HONG KONG, March 8 (Reuters) - Global hedge funds posted a 0.5% decline in February, driven by weak equity and fixed income performance, as investors turned cautious amid fears that interest rates would stay higher for longer and a possible global recession, data provider HFR said on Wednesday.

The February loss was a reversal of January’s gain and positive momentum in the recent months, but still outperformed the major gauges.

Equity hedge funds lost the most, down 1.3% last month, while macro, event driven and relative value strategies went up, according to HFR.

Within the relative value index, which trade price disparities, fixed income sub-indexes had a mixed performance as inflation and rate uncertainties made the market volatile.

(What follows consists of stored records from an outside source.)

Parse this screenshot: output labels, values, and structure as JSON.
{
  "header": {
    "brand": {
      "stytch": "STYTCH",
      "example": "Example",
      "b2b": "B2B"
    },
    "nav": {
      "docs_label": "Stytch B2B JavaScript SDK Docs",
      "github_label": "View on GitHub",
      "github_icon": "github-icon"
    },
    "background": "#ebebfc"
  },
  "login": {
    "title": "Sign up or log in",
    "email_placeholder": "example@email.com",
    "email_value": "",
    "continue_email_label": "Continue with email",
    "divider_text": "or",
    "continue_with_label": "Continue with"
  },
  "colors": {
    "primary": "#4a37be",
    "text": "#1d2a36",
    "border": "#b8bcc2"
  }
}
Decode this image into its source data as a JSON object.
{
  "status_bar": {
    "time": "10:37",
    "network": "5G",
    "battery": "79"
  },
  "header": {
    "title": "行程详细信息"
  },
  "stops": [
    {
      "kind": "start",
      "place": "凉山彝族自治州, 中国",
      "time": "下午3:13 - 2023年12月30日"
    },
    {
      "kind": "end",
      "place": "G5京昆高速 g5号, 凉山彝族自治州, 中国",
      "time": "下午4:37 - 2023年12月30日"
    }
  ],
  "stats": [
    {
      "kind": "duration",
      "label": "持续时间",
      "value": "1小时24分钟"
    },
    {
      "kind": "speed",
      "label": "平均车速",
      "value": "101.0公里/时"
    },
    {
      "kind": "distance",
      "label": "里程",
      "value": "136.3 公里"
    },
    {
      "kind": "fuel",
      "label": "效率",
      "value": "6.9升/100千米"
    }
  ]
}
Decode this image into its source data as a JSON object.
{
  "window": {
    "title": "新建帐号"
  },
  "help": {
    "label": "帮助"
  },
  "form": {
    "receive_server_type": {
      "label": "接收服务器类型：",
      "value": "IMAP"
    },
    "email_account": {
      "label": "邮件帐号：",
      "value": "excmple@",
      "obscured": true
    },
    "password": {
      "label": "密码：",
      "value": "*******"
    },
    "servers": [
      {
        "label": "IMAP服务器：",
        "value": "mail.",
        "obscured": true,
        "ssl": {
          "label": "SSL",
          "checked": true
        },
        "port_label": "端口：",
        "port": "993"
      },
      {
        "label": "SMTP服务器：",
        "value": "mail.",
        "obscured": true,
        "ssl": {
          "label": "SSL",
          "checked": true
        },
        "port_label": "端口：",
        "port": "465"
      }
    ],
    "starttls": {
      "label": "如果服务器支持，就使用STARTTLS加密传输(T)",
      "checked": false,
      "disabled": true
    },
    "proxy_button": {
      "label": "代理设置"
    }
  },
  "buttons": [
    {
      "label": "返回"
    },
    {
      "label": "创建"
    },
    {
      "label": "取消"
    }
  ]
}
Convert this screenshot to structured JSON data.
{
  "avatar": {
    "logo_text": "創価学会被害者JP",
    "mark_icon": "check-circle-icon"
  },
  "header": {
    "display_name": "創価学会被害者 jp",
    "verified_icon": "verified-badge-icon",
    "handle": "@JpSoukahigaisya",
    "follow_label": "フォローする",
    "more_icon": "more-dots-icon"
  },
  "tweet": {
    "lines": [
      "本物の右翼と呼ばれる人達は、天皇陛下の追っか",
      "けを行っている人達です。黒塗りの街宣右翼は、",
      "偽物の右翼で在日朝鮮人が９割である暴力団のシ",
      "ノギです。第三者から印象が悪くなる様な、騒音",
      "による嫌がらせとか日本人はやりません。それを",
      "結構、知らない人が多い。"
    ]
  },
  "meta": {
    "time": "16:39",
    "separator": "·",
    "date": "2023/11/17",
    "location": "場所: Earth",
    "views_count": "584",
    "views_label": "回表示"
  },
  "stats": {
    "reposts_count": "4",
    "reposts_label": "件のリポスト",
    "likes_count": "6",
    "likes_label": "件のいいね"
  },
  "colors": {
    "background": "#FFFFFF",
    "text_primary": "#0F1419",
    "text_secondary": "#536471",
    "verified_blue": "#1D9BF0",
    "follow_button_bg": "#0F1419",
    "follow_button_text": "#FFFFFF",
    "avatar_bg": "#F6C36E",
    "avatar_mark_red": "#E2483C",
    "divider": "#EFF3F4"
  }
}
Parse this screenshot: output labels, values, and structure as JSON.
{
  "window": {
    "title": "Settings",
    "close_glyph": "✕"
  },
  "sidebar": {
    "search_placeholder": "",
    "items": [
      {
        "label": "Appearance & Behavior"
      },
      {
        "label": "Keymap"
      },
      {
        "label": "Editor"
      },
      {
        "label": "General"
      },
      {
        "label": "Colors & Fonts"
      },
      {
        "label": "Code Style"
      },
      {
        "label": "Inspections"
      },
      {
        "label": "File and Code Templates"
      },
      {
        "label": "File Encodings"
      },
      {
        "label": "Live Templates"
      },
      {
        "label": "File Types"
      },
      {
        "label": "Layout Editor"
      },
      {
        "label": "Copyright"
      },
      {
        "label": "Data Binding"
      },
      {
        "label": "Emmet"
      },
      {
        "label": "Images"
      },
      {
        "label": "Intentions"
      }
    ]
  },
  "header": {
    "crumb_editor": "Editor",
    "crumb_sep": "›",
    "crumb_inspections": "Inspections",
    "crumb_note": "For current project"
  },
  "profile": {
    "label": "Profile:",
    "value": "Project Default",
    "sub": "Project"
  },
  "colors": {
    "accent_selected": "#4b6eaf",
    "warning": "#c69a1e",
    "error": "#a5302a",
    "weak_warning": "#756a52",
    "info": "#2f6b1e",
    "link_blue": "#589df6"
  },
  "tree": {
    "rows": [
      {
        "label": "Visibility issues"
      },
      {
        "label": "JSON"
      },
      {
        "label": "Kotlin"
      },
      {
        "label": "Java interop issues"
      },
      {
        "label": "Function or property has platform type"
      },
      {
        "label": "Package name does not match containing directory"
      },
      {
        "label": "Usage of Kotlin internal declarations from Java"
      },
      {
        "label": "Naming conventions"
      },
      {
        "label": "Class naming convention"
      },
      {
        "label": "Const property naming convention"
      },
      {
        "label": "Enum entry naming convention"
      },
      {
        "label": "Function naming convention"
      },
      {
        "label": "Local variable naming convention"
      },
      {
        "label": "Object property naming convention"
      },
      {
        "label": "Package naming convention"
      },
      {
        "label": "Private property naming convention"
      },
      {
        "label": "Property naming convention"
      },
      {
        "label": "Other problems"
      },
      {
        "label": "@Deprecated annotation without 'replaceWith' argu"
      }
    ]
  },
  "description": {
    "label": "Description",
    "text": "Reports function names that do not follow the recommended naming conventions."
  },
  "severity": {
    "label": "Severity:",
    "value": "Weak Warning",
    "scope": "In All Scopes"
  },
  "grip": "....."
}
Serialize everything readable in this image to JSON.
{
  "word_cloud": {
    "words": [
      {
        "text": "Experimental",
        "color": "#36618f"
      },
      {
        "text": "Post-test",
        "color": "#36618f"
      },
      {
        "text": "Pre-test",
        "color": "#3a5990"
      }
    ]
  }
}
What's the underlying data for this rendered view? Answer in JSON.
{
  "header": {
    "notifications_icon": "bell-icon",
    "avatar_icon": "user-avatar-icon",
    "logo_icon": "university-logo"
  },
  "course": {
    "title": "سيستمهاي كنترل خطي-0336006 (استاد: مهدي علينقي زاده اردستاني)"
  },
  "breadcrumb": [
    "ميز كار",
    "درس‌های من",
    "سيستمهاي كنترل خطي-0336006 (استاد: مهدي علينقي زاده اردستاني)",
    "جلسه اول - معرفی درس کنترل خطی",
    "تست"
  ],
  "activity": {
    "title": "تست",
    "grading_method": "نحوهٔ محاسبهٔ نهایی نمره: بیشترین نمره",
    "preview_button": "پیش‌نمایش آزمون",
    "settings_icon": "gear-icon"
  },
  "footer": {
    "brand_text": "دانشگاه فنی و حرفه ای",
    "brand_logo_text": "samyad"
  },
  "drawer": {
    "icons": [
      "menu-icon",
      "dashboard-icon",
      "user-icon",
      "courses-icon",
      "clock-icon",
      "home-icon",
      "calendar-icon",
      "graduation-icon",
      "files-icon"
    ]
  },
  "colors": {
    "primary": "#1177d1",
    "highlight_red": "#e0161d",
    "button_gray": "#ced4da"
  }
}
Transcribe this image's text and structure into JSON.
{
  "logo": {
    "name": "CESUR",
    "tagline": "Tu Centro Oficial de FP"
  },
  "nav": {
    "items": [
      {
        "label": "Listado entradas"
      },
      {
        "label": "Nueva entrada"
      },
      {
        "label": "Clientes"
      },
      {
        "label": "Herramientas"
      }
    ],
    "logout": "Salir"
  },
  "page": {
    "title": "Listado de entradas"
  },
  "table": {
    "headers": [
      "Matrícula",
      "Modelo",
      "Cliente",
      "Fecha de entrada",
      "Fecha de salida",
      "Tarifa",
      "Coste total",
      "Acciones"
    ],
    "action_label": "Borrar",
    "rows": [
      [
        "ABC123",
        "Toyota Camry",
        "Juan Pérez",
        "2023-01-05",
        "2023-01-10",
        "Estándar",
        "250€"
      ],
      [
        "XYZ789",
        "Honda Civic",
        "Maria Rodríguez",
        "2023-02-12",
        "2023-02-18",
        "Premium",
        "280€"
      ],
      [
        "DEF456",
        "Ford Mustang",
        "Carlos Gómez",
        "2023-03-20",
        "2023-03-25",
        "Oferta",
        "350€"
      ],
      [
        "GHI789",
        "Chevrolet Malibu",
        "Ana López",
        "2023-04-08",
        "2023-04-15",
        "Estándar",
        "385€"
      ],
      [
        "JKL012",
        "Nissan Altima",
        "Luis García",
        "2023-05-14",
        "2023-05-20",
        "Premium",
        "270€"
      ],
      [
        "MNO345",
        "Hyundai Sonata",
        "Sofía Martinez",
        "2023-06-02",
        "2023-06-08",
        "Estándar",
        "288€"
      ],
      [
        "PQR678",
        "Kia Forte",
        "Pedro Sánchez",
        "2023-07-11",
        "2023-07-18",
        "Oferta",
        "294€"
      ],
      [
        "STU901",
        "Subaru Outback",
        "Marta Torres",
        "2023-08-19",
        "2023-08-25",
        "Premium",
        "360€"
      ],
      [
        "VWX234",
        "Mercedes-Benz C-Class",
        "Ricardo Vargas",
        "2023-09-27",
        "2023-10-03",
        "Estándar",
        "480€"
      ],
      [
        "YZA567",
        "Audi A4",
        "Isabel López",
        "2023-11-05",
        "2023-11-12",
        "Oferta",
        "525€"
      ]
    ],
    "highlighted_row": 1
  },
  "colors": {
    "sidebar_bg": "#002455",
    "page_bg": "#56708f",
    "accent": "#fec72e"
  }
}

“Hedge funds exhibited strong, defensive outperformance of equity market declines in February, driven by gains in quantitative, trend following Macro," Kenneth J. Heinz, President of HFR, said in a presentation.

"Financial markets experienced a sharp reversal of the risk-on sentiment from January and investors positioned for a continuation of the trends of generational inflation, higher interest rates and economic uncertainty,” he said.

Both S&P 500 and MSCI World indexes dropped over 2% in February.

Separately, data from Goldman Sachs’ prime brokerage showed that hedge funds increased gross trading activity in U.S. stocks and rotated out of Chinese equities and emerging Asia market last month.